I do not have the time to file multiple case reports on each issue. I have deadlines and work to do.  I am sure others are not filing cases for the same reason.  I am grateful for the support I have gotten on this forum.  It has saved me a lot of time. However, Microchip could have done better supporting their ARM products. If they want to use these forums as way to have users provide  the technical support that the vendor  used to provide themselves, then I think it is fair to use these forums to give the feedback on their product.  Maybe it will push Microchip to act. At least we will be providing a reference for others so they will not have to waste their time on the same bugs.

 

I am sure I am not the only one that has found bugs in ASF4. I am hoping that others will add to this list.
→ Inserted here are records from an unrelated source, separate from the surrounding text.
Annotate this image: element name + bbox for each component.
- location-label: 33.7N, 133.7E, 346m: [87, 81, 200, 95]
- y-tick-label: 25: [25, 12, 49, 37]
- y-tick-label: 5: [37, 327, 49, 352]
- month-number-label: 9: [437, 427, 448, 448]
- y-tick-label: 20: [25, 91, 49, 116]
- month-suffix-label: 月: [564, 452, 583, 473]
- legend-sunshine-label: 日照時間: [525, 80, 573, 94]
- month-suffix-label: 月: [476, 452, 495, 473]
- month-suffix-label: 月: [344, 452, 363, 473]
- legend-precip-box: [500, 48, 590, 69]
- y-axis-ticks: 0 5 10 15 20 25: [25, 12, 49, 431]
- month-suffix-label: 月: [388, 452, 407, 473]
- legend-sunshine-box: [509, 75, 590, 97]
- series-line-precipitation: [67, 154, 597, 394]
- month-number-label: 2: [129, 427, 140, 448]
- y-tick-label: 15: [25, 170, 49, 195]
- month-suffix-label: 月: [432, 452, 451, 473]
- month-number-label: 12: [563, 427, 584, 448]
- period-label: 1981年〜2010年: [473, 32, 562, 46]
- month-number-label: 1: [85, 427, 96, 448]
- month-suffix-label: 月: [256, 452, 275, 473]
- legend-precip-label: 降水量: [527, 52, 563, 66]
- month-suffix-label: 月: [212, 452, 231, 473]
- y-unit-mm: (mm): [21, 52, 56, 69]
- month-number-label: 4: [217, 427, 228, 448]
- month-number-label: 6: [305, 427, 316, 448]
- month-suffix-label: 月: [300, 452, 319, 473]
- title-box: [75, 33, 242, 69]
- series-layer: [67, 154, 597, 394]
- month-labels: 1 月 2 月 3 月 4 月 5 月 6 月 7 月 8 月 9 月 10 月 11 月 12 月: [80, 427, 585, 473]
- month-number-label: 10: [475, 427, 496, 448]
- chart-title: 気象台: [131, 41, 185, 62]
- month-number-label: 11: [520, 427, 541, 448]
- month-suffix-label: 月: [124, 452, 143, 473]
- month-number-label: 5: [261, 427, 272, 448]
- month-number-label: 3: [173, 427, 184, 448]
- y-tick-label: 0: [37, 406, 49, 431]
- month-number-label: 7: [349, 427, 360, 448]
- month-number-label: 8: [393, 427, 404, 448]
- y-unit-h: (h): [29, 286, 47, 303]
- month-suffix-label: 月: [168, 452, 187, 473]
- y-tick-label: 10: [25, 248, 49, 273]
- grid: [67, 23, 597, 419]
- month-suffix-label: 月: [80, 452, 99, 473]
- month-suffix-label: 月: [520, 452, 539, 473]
I see that over 45 people have read this in just a few days. Add your bugs to the list.  If there were just 1 or 2 bugs, maybe it would be worthwhile to file a case report. However, I am not going to spend my time filing case reports because Microchip did not spend the money to test or support their product properly.

 

I am also using an ST Micro ARM chip on a project. I have used their code generation tool and never had to report a bug.  Their tools are better and easier to use.  Their tools provide output reports and pin lists which ASF does not. Their documentation is better. They have Youtube videos that show how to use their drivers in different use cases. Microchip should provide a similar level of support without expecting their users to do all the work of finding their bugs and filing reports.